At midnight the Annette was lying alongside the wharf at Ayton, when a cart drove up. Three men alighted from it, and one hailed the captain, who was standing on deck.
"I have brought the three parcels thou wottest of," he said. "They will need each two strong men to carry them on board."
The captain, with two sailors, ascended to the quay.
"What have we here?" said one of the sailors; "there is some live creature in this sack."
"It is a young calf," Harry said; "when you are well out to sea you can give it air."
The men laughed, for having frequently had passengers to cross to the Continent, they shrewdly guessed at the truth; and the captain had already told them that the delay of a day would put some money into each of their pockets. Having seen the three sacks deposited on the deck of the ship, when the sails were immediately hoisted, and the Annette glided away on her course seaward, the cart was driven round to the house where it had been hired. The stipulated price was paid, the deposit returned, and the hirer then departed.

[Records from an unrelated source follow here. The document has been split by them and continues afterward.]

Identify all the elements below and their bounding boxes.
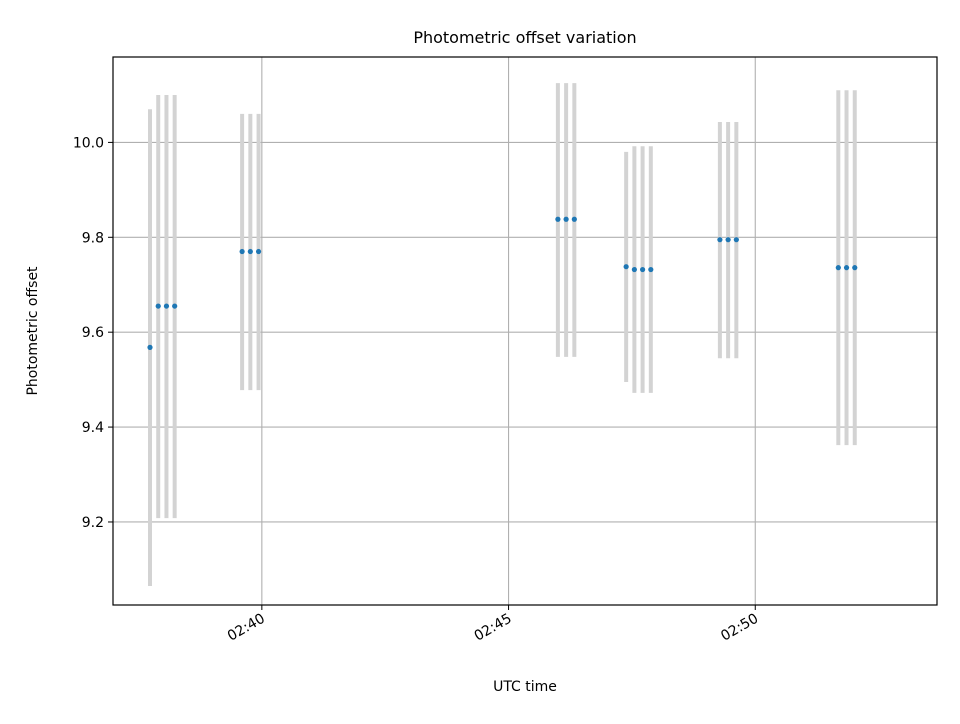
data-point — [247, 248, 253, 255]
data-point — [852, 265, 858, 271]
data-point — [239, 248, 245, 255]
y-tick-label: 9.6 — [82, 325, 104, 341]
data-point — [255, 248, 262, 255]
data-point — [555, 216, 561, 222]
y-tick-label: 9.2 — [82, 515, 104, 531]
x-axis-label: UTC time — [493, 679, 557, 695]
y-tick-label: 9.4 — [82, 420, 104, 436]
data-point — [147, 344, 153, 350]
data-point — [725, 237, 731, 243]
y-axis-ticks: 9.2 9.4 9.6 9.8 10.0 — [73, 135, 113, 531]
chart-title: Photometric offset variation — [413, 28, 636, 47]
data-point — [733, 237, 739, 243]
y-tick-label: 10.0 — [73, 135, 104, 151]
data-point — [639, 266, 646, 273]
y-axis-label: Photometric offset — [25, 266, 41, 396]
data-point — [155, 303, 161, 309]
data-point — [163, 303, 170, 309]
data-points — [147, 216, 858, 350]
y-tick-label: 9.8 — [82, 230, 104, 246]
data-point — [563, 216, 569, 222]
data-point — [571, 216, 577, 222]
data-point — [172, 303, 178, 309]
data-point — [631, 266, 637, 273]
data-point — [717, 237, 723, 243]
data-point — [835, 265, 841, 271]
data-point — [843, 265, 850, 271]
data-point — [623, 264, 629, 270]
data-point — [648, 266, 654, 273]
plot-frame — [112, 56, 938, 606]
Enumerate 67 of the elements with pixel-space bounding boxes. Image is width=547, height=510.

Riding toward Edinburgh, Harry agreed with his comrades that as he, as the apparent leader of the party, would be the more likely to be suspected and arrested, it would be better for the documents of which they were the carriers, as well as the papers found upon the persons of the Puritans, to be intrusted to the charge of Jacob and William Long. Harry charged them, in the event of anything happening to him, to pay no heed to him whatever, but to separate from him and mix with the crowd, and then to make their way, as best they might, to the Earl of Montrose.
"It matters nothing," he said, "my being arrested, They can prove nothing against me, as I shall have no papers on my body, while it is all-important that you should get off. The most that they can do to me is to send me to London, and a term of imprisonment as a malignant is the worst that will befall me."

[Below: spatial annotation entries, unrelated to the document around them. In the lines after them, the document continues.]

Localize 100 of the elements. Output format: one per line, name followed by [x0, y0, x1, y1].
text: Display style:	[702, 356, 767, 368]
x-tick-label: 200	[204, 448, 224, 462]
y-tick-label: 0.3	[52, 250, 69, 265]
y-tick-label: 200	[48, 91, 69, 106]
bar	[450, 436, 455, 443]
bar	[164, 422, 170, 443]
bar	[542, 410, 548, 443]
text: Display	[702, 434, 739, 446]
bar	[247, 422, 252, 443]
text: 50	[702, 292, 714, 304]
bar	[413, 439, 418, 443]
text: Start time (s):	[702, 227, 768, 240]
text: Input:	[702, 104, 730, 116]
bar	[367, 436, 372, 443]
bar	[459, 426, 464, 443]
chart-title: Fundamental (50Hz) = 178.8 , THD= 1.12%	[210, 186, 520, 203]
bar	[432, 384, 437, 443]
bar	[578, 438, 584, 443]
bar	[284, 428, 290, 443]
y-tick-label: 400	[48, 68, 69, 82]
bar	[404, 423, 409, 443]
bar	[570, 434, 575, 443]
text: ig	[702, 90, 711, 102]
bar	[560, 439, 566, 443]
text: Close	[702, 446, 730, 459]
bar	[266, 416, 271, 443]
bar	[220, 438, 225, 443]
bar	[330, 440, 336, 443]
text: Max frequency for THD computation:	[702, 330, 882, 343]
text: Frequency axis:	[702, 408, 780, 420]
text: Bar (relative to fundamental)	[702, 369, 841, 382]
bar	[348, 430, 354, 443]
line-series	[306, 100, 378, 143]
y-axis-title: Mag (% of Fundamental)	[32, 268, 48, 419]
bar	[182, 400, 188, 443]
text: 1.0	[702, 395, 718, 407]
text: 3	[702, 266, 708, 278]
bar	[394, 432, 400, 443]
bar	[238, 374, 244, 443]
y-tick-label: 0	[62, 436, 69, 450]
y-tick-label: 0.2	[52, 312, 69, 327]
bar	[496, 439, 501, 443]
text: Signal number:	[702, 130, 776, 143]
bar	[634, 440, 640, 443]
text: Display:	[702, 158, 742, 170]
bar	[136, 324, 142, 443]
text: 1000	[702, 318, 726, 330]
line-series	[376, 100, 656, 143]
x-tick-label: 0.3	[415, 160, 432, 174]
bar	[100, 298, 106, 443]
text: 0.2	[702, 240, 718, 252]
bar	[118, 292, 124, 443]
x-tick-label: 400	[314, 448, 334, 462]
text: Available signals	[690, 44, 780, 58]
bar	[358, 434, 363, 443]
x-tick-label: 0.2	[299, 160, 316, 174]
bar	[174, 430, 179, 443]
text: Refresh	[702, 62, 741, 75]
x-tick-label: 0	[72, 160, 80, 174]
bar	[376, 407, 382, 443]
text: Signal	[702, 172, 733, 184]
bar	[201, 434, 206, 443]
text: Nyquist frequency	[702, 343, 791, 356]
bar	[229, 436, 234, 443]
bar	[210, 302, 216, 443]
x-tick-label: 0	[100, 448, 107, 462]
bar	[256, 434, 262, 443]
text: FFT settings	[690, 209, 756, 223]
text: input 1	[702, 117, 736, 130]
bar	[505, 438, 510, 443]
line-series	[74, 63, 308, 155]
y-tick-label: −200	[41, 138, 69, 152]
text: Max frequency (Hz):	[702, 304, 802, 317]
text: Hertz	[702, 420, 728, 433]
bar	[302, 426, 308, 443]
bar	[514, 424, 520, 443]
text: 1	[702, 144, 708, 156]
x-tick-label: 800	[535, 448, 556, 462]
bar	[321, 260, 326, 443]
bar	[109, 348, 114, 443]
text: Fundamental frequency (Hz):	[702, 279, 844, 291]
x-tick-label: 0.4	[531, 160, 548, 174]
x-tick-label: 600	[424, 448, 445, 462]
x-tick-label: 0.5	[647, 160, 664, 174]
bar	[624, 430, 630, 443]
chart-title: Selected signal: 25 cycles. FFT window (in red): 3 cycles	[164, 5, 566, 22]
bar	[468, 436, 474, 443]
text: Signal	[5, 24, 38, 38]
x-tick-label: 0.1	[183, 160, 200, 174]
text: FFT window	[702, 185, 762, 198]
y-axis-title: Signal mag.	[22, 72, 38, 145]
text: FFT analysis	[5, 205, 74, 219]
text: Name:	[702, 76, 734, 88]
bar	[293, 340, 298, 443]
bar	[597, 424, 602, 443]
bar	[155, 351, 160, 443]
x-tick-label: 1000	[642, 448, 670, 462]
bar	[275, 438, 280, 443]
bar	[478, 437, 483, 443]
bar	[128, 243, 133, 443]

The next day they entered the town by the Canongate, and were surprised and amused at the busy scene passing there. Riding to an inn, they put up their horses and dismounted. Harry purposed to remain there for three or four days to learn the temper of the people.

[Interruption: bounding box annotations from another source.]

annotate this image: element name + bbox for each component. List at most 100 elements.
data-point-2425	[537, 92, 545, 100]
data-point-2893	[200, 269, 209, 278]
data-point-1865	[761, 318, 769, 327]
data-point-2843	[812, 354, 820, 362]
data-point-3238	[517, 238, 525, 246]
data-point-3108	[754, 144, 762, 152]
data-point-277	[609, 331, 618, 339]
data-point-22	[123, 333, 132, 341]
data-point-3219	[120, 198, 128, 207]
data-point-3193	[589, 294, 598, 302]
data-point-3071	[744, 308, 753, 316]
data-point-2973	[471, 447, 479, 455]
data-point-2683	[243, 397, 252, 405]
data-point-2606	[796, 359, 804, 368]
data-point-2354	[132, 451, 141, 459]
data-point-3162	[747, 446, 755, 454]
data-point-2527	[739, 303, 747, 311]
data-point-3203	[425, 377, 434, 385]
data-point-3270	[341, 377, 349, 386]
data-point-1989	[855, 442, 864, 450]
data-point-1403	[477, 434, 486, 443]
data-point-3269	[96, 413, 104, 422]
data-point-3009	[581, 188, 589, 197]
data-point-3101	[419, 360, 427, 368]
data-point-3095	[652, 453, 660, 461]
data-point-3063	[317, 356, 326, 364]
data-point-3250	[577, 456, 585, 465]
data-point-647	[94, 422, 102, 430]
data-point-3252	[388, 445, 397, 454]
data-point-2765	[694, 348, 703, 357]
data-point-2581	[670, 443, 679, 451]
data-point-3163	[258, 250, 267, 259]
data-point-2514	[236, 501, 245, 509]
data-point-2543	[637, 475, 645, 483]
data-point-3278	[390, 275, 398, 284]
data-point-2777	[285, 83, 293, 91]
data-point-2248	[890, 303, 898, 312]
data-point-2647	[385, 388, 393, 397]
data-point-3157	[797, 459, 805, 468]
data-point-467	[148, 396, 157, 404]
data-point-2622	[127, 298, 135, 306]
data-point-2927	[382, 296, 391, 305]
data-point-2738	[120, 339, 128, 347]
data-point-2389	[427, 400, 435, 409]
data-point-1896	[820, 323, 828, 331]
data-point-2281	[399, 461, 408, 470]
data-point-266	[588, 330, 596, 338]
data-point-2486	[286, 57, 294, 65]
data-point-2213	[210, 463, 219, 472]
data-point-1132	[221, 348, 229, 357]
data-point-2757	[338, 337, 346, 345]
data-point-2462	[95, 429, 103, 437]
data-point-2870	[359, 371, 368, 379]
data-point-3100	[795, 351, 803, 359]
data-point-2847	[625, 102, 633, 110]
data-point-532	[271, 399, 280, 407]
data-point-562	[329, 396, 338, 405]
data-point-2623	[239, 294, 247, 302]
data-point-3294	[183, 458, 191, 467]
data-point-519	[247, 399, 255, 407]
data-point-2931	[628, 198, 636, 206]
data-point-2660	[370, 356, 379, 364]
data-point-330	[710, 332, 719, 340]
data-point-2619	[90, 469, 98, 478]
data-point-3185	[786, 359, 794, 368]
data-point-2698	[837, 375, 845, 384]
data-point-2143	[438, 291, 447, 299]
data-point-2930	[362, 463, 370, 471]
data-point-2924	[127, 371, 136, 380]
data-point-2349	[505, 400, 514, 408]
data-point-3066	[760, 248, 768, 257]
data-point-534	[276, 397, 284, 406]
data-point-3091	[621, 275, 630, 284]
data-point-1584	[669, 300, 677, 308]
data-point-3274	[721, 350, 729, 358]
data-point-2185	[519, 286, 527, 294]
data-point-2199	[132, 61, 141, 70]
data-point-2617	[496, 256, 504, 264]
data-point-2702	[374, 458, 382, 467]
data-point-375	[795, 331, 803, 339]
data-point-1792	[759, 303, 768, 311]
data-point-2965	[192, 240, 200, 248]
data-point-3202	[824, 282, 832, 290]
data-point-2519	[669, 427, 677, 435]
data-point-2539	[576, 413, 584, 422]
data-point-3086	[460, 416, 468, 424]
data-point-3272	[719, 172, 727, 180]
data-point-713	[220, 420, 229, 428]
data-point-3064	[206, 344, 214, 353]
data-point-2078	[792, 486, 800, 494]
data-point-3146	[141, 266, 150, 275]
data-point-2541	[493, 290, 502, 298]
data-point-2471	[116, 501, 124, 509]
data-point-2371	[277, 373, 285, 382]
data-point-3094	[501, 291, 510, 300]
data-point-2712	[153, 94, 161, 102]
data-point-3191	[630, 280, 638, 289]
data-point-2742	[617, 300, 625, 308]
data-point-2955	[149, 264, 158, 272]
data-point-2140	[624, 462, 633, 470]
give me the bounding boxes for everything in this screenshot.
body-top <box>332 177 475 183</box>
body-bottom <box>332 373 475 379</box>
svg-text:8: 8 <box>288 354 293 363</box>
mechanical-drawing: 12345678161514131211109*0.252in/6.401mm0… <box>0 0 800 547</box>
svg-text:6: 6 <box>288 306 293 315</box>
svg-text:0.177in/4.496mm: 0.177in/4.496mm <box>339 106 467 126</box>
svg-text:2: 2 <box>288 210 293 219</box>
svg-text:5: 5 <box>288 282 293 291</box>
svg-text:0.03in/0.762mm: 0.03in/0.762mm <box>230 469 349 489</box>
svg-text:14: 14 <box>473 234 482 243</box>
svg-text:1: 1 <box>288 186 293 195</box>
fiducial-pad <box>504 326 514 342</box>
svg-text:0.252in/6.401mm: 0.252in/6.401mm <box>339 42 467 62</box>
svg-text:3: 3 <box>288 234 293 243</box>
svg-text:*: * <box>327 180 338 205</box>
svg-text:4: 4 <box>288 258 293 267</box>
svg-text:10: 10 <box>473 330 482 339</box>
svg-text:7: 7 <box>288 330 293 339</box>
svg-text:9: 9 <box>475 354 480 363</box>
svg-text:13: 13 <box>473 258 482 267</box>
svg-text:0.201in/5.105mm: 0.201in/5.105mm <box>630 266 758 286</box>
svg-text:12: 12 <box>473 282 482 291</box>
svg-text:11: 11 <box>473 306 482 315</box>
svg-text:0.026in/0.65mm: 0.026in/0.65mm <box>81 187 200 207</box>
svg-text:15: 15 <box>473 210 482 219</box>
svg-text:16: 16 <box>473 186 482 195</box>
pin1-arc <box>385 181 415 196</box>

The next morning he strolled out into the streets, followed at some little distance by Jacob and William Long, He had not the least fear of being recognized, and for the time gave himself up thoroughly to the amusement of the moment. He had not proceeded far, however, when he ran full tilt against a man in a black garb, who, gazing at him, at once shouted out at the top of his voice, "Seize this man, he is a malignant and a spy," and to his horror Harry discovered the small preacher with whom he had twice already been at loggerheads, and who, it seems, had been dispatched as a member of a previous commission by his party in London.